I'm just a beginner with no talent. Maybe you could give me some idea on how to do it.
mysql_select_db("hospital", $con);
$result = mysql_query("SELECT * FROM t2 WHERE ADDRESS='{$_POST["address"]}'");
echo "<table border='1'>
<tr>
<th>HospNum</th>
<th>RoomNum</th>
<th>LastName</th>
<th>FirstName</th>
<th>MidName</th>
<th>Address</th>
<th>TelNum</th>
<th>Nurse</th>
</tr>";
while($row = mysql_fetch_array($result))
{
echo "<tr>";
echo "<td>" . $row['HOSPNUM'] . "</td>";
echo "<td>" . $row['ROOMNUM'] . "</td>";
echo "<td>" . $row['LASTNAME'] . "</td>";
echo "<td>" . $row['FIRSTNAME'] . "</td>";
echo "<td>" . $row['MIDNAME'] . "</td>";
echo "<td>" . $row['ADDRESS'] . "</td>";
echo "<td>" . $row['TELNUM'] . "</td>";
echo "<td>" . $row['NURSE'] . "</td>";
echo "</tr>";
}
echo "</table>";
mysql_close($con);
?>
As a suggestion, I do not think displaying the values inside of a textbox is the best idea.

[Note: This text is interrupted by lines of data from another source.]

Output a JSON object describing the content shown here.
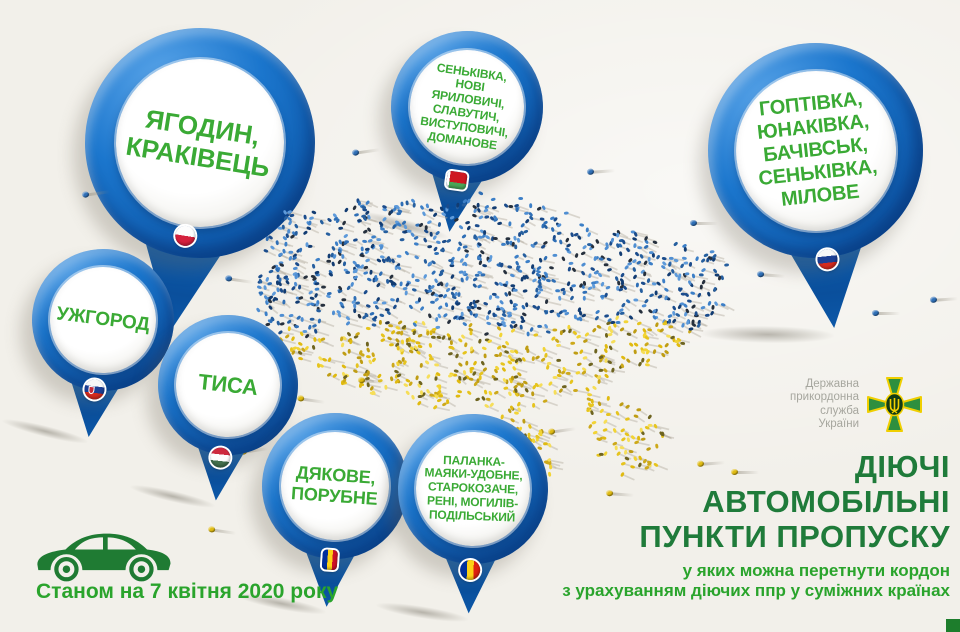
{
  "infographic": {
    "background_color": "#f2f0ea",
    "pins": [
      {
        "name": "yahodyn-krakivets",
        "label": "ЯГОДИН,\nКРАКІВЕЦЬ",
        "flag": "poland"
      },
      {
        "name": "senkivka-group",
        "label": "СЕНЬКІВКА,\nНОВІ ЯРИЛОВИЧІ,\nСЛАВУТИЧ,\nВИСТУПОВИЧІ,\nДОМАНОВЕ",
        "flag": "belarus"
      },
      {
        "name": "hoptivka-group",
        "label": "ГОПТІВКА,\nЮНАКІВКА,\nБАЧІВСЬК,\nСЕНЬКІВКА,\nМІЛОВЕ",
        "flag": "russia"
      },
      {
        "name": "uzhhorod",
        "label": "УЖГОРОД",
        "flag": "slovakia"
      },
      {
        "name": "tysa",
        "label": "ТИСА",
        "flag": "hungary"
      },
      {
        "name": "dyakove-porubne",
        "label": "ДЯКОВЕ,\nПОРУБНЕ",
        "flag": "romania"
      },
      {
        "name": "palanka-group",
        "label": "ПАЛАНКА-\nМАЯКИ-УДОБНЕ,\nСТАРОКОЗАЧЕ,\nРЕНІ, МОГИЛІВ-\nПОДІЛЬСЬКИЙ",
        "flag": "moldova"
      }
    ],
    "status_note": "Станом на 7 квітня 2020 року",
    "title_lines": [
      "ДІЮЧІ",
      "АВТОМОБІЛЬНІ",
      "ПУНКТИ ПРОПУСКУ"
    ],
    "subtitle_lines": [
      "у яких можна перетнути кордон",
      "з урахуванням діючих ппр у суміжних країнах"
    ],
    "agency": {
      "name_lines": [
        "Державна",
        "прикордонна",
        "служба",
        "України"
      ]
    },
    "map_subject": "Мапа України з людей у синьому та жовтому",
    "colors": {
      "pin_blue": "#1372c9",
      "label_green": "#3aaa35",
      "title_green": "#1f7b3a",
      "subtitle_green": "#2aa42c",
      "crowd_blue": "#2f6fb6",
      "crowd_yellow": "#e0bb12"
    }
  }
}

With that being said, you achieve your results by performing the following
while($row = mysql_fetch_array($result)) {
echo "<input type=\"text\" value='" . $row['HOSPNUM'] . "'><br />";
echo "<input type=\"text\" value='" . $row['ROOMNUM'] . "'><br />";
....
}
You would need to escape the " inside of the text boxes by using PHP's escape special character \
You need to search from your present tables and use AJAX to notify the user.
I would suggest you look into a framework in PHP which would help you a LOT since you are just starting your projects. List of frameworks can be found at http://www.phpframeworks.com/
As far as i could understand your question, you want to retrieve data from mysql based on the input of the text boxes. This is how you can go about it:
<form action="yourpage.php">
<input type="text" name="text1">
<input type="text" name="text2">
<input type="text" name="text3">
</form>
Now you can retrieve data from mysql using where clause.
select * from table where text1 = 'text1' and text2 = 'text2' and text3 = 'text3'
Note: You need to change the names in form and query as per your requirement.